In recent years, partially state-owned Chinese banks established a presence in the Visegrád countries, mainly to aid Belt and Road projects, which started facing obstacles in recent years.
In early 2020, the Hungarian National Bank has announced the registration of a new credit institution in the country, the local subsidiary of the China Construction Bank, which immediately agreed to partake in the central bank’s Renminbi Initiative, the introduction of dual RMB (the Chinese currency) and HUF bank accounts. Like others in China’s ‘big four’ banks, most of the Construction Bank’s shares are controlled by the Chinese government holding, the Central Huijin Investment Company.
This is not the first instance that Hungarian financial authorities cooperate with a Chinese state-owned bank. In November of 2019, Hungary signed a strategic cooperation agreement with the Industrial and Commercial Bank of China (ICBC). In the official statement announcing the agreement, they stated that the ICBC plans to strengthen the Belt and Road Initiative (BRI), the Chinese government’s geostrategic effort to dominate Eurasian trade through infrastructure development. The two parties stated the initiative may further be aided by the opening of a regional ICBC office in Hungary, as well as financing projects like the Chinese-built Budapest-Belgrade railroad.
In recent years, leading Chinese banks (which are, based on market capitalization some of the largest companies in the world) have strengthened their presence in the broader Central-Eastern European region. CEE countries first became attractive to Chinese investors after their ascension into the EU. By 2012, China established the ‘17+1’ cooperation, involving 11 regional European union member states and five Western Balkan countries, to further economic cooperation. This cooperation has often been described as a hollow shell, or more charitably, as a collection of bilateral relations with no organizational framework or central strategy.

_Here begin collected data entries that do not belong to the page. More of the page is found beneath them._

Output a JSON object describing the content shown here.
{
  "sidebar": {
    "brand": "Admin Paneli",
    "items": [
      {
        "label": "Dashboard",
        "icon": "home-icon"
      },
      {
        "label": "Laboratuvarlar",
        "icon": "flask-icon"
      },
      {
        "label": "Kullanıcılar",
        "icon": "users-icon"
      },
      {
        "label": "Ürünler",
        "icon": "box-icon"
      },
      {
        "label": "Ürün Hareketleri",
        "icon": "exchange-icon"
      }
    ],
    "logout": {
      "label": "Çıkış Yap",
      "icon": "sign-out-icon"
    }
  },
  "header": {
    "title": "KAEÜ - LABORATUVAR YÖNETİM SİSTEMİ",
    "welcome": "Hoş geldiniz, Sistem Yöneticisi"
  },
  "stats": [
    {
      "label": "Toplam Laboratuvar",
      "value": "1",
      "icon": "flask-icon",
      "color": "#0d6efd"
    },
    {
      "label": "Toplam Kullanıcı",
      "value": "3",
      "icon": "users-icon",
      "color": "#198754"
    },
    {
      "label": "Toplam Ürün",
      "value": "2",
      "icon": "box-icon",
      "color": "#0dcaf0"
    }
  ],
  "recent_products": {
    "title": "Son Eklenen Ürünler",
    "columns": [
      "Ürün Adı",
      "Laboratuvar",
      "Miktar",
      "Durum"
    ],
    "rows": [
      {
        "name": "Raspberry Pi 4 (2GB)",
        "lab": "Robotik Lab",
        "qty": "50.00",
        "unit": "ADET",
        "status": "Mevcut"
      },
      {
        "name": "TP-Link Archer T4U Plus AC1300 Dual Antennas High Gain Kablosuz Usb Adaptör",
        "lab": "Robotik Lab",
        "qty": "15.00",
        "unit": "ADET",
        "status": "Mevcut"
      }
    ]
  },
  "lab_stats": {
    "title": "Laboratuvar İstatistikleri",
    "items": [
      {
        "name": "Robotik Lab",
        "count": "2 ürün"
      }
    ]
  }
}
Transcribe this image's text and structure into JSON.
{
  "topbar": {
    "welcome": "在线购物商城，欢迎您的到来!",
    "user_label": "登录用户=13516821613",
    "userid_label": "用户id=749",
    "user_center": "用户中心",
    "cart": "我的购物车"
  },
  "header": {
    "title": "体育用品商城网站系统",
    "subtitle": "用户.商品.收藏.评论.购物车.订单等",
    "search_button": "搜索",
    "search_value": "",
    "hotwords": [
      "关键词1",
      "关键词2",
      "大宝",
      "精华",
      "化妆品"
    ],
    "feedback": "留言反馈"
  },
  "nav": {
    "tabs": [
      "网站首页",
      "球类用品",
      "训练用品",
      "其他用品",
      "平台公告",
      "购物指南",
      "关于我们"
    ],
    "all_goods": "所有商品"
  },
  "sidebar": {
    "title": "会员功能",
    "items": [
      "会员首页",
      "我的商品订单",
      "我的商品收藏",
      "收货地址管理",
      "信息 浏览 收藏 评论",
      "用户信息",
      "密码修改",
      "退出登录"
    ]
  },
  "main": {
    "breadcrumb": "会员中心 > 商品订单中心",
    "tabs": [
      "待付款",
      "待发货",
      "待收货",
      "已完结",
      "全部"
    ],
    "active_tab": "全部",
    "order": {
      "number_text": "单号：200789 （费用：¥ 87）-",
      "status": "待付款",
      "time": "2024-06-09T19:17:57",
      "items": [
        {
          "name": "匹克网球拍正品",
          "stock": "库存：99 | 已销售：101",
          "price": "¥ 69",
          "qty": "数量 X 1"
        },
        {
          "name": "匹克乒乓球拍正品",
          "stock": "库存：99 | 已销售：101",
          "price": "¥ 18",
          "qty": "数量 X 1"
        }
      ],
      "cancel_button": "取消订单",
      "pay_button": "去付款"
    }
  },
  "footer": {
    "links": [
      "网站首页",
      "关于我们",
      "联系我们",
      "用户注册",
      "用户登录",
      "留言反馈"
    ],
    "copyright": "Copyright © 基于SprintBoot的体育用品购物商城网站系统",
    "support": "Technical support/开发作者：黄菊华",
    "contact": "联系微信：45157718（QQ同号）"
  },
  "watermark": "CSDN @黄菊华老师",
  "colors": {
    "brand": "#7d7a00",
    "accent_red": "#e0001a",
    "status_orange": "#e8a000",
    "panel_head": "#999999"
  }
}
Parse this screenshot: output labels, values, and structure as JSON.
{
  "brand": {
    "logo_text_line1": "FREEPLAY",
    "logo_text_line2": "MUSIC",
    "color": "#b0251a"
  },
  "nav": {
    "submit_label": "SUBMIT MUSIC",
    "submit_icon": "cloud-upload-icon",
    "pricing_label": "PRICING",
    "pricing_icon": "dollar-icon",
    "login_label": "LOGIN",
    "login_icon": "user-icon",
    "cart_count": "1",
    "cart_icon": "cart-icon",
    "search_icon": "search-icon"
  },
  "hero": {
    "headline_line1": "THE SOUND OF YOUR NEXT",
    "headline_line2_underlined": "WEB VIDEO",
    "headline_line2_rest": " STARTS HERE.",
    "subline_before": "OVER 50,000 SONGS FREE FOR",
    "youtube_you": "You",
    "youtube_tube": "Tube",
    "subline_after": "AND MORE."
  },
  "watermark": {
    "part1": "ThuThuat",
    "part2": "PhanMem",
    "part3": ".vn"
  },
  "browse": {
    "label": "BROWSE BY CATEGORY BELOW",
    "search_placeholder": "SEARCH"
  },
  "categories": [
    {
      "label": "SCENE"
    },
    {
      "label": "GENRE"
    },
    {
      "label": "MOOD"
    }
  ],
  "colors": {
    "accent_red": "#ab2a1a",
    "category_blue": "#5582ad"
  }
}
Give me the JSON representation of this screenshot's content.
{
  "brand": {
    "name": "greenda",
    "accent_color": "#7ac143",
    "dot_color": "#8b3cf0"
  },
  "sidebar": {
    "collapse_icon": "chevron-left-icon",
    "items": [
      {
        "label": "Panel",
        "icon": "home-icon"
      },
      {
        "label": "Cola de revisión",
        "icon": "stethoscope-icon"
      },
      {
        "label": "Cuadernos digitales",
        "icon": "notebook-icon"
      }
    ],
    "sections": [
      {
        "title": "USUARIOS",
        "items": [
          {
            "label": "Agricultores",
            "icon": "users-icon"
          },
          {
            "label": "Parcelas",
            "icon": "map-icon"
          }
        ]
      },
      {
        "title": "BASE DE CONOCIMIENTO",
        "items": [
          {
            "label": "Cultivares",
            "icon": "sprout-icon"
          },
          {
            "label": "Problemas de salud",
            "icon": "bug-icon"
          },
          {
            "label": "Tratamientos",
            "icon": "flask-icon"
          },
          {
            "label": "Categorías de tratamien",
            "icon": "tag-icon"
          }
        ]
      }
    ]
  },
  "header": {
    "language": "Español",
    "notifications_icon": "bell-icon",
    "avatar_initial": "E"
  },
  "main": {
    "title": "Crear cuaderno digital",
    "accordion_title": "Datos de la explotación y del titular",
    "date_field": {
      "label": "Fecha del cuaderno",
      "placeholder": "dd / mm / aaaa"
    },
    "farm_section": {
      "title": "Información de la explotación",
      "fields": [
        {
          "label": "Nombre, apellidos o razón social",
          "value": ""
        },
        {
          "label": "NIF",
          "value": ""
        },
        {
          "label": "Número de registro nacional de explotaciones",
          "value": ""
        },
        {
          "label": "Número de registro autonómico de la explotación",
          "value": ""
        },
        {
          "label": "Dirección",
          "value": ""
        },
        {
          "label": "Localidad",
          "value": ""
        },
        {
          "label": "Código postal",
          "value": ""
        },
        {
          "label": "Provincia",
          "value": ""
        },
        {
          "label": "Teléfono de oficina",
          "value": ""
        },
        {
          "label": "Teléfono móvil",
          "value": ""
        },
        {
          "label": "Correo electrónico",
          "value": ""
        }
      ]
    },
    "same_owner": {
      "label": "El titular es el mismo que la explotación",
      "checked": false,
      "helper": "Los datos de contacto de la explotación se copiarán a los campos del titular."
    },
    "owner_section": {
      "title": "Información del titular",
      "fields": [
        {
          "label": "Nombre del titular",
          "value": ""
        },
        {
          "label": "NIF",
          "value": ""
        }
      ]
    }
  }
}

Nevertheless, this framework did yield results in some states, namely, the four Visegrád countries who, together with Romania, comprise 80% of overall trade volume among the 17+1 countries. China is increasingly interested in the region, which is seen as of strategic importance for the Eurasian trade routes to be established within the BRI. This is best shown by the fact that the latest 17+1 summit held on February 2021 was the first such meeting headed by President Xi Jinping instead of Premier Li Keqiang.
The Balkans Silk Road
In recent years, the Czech Republic and Hungary became the main targets of Chinese investment. According to CzechInvest, China became one of the top five foreign investors in the Czech Republic, reaching EUR 568 million in capital. China’s position was strengthened further with Xi Jinping’s 2016 visit to Prague, where the two countries signed a strategic partnership, which included a EUR 7.39 billion investment package until 2020.
The importance of Hungary in the Chinese regional strategy grew significantly after the purchase of the Greek port of Pireus by China COSCO Shipping. Since then, China’s goal was to establish a land transportation route between Pireus and Western Europe, most importantly, a railway crossing the Balkans, of which Hungary would be the entrance point to the EU and the Schengen Zone.
Hungary, Czechia, as well as Poland, now host branches of two large Huijin-owned banks, the Bank of China and the Industrial and Commercial Bank of China. While the BOC offers limited personal banking services, the main purpose of both companies in the region is bond IPOs and investment financing.
While initially, financing of BRI infrastructure was done directly through government-owned funds, this role was gradually taken over by Chinese commercial banks. On one hand, banks like the BOC and the ICBC offer domestic lending to the major Chinese corporations that partake in infrastructure construction abroad. On the other hand, their local branches offer direct funding to ongoing BRI projects in the target country (often through issuing Silk Road bonds locally).
As a result, the typical BRI project’s completion is largely removed from the local market, as financing and realization are mostly done by Chinese entities. A good example of this is the modernization of the Budapest-Belgrade railway, the flagship project of BRI in Hungary and Serbia. The tracks are mostly constructed by Chinese companies, and the Serbian and Hungarian parties are taking out from Chinese financial institutions loans to cover the cost. That way, all the major aspects of the project are controlled by Chinese actors.
A common criticism of the BRI in the region was that, apart from the creation of infrastructure necessary for moving Chinese products, it failed to invest in beneficial infrastructure (such as promised but eventually halted investment into nuclear and hydropower in Romania and Czechia), or job creation. Despite the strategic agreements, few Chinese companies tap into local labor and consumer markets. For example, the latest major investment in Hungary was Wanhua’s 2011 acquisition of Borsodchem. Instead, BRI’s main interest remains access to Western markets.
Additionally, some West Balkans countries are wary of establishing too strong ties with China, lest they risk their NATO and EU integration. Security concerns already prompted some CEE nations to sever ties with Chinese companies in energy and IT investments. Such hurdles already pushed the completion of BRI projects, including the Budapest-Belgrade railway further in the future. Although Huijin banks continue to provide a stable financial background, the creation of BRI’s Balkans road and CEE trade network may be delayed even further.